Living under the shadow of Ebola

21 Sep, 2014 - 06:09 0 Views
Living under the shadow of Ebola

The Sunday Mail

Edwin Mwase – Extra Reporter

A stroll in the one-street growth point of Nyamapanda will quickly reveal that this is a “rainbow settlement”, with people from different ethnic and cultural backgrounds mixing and mingling largely harmoniously.

1909-1-1-EBOLA 1This is not surprising for a border settlement, which deals with more than its fair share of traders and itinerants.

Nyamapanda has its permanent residents, refugees and wayfarers.

A good number of refugees here are Congolese, especially from the eastern DRC where remnant M23 rebels and Mai-Mai militias play god.

Authorities from the International Organisation for Migration-Zimbabwe peg the average number of new refugee and asylum-seeking arrivals at three per day.

And now the generally hospitable people of Nyamapanda fear some may bring Ebola along with them.

News of the recent discovery of a new strain of the virus in eastern DRC, where Ebola could conceivably become endemic, has not helped the situation.

The settlement is home to the Nyamapanda Temporary Reception Centre, one of the biggest refugee in-transit receiving points in the country and run by IOM-Zimbabwe.

Most people here say neighbouring countries shun them and exhibit hostile tendencies, which is the chief reason why they prefer coming to Zimbabwe.

As such, Nyamapanda has become an integral component insofar as assistance to refugees and asylum seekers is concerned in Southern Africa.

With the whole world on high alert following the outbreak of Ebola in West and Central Africa, residents feel more needs to be done to balance altruism and public health.

“Since the area becomes a melting pot of divergent cultures, we are worried that unchecked arrivals might actually fuel the spread of the Ebola virus and also other viruses,” says Emmanuel Makadho, a resident.

Makadho says the world’s oldest profession thrives here, and that makes Nyamapanda a cause for national concern.

A story doing the rounds is that an extra fee, known as the “Ebola risk allowance”, has since been introduced by ladies of the night plying their trade here. The fears are not unrelated to the fact that the local health facilities are already ill-equipped. The nearest major facility, Kotwa District Hospital, is 20km from the Nyamapanda Growth Point. Residents argue that more should been done by authorities in the form of resource mobilisation in the event of the virus detection.

“Should disaster strike, I honestly think the country will struggle to deal with the crisis to stop it from spreading into inland Zimbabwe,” says Mr Mike Mhaka.

IOM-Zimbabwe told The Sunday Mail Extra that most immigrants they receive are from the DRC, Ethiopia, Rwanda and Burundi. Somalis are also known to arrive.
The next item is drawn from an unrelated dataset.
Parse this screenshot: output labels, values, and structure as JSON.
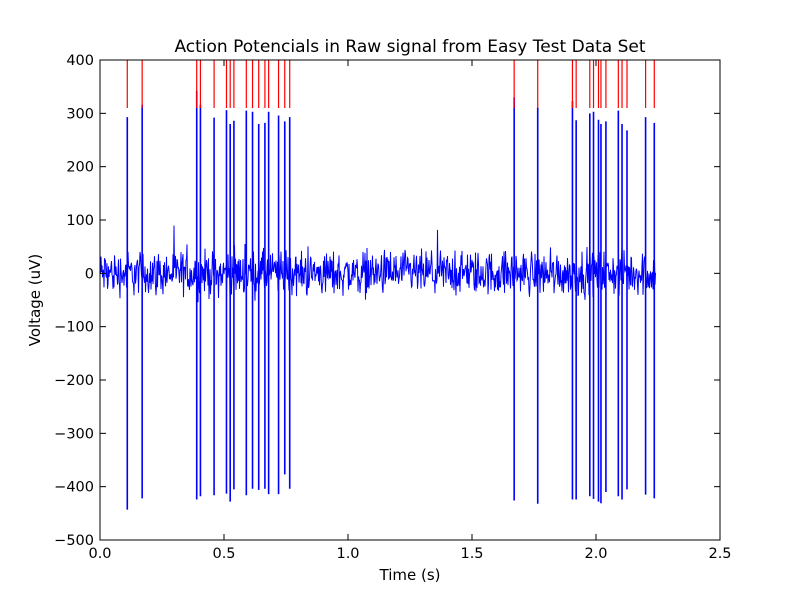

Field operations assistant with IOM Mr Chamunorwa Mataranyika says the organisation is complementing Government efforts via the Ministry of Health and Child Care on the issues to do with the Ebola virus.“We have developed a local standard operating procedure which entails daily visits by port health officials administrating a migrant questionnaire, compiling of the questionnaires and handing them over to the district medical officer for onward transmission to the provincial medical director,” he explains.

Mr Mataranyika says they have also opened a separation room at the NTRC, and quarantine rooms at Nyamapanda Clinic and Kotwa District Hospital.

“In the event that there are suspected cases of Ebola, the district hospital will immediately dispatch an ambulance to take such people from the NTRC separation room to the hospital.

“The district hospital distributed preventive and protective equipment to the port health at the border and Nyamapanda Clinic.”

The facility at the border, he says, acts as a screening area and information gathered there feeds into a national database.

He says medical staff at the centre work hand-in-glove with personnel from the Health Ministry in Nyamapanda, and also those at the district hospital in Kotwa; alerting local institutions and authorities of any possible threats.

Thankfully, no cases of Ebola had been detected in Zimbabwe at the time of writing.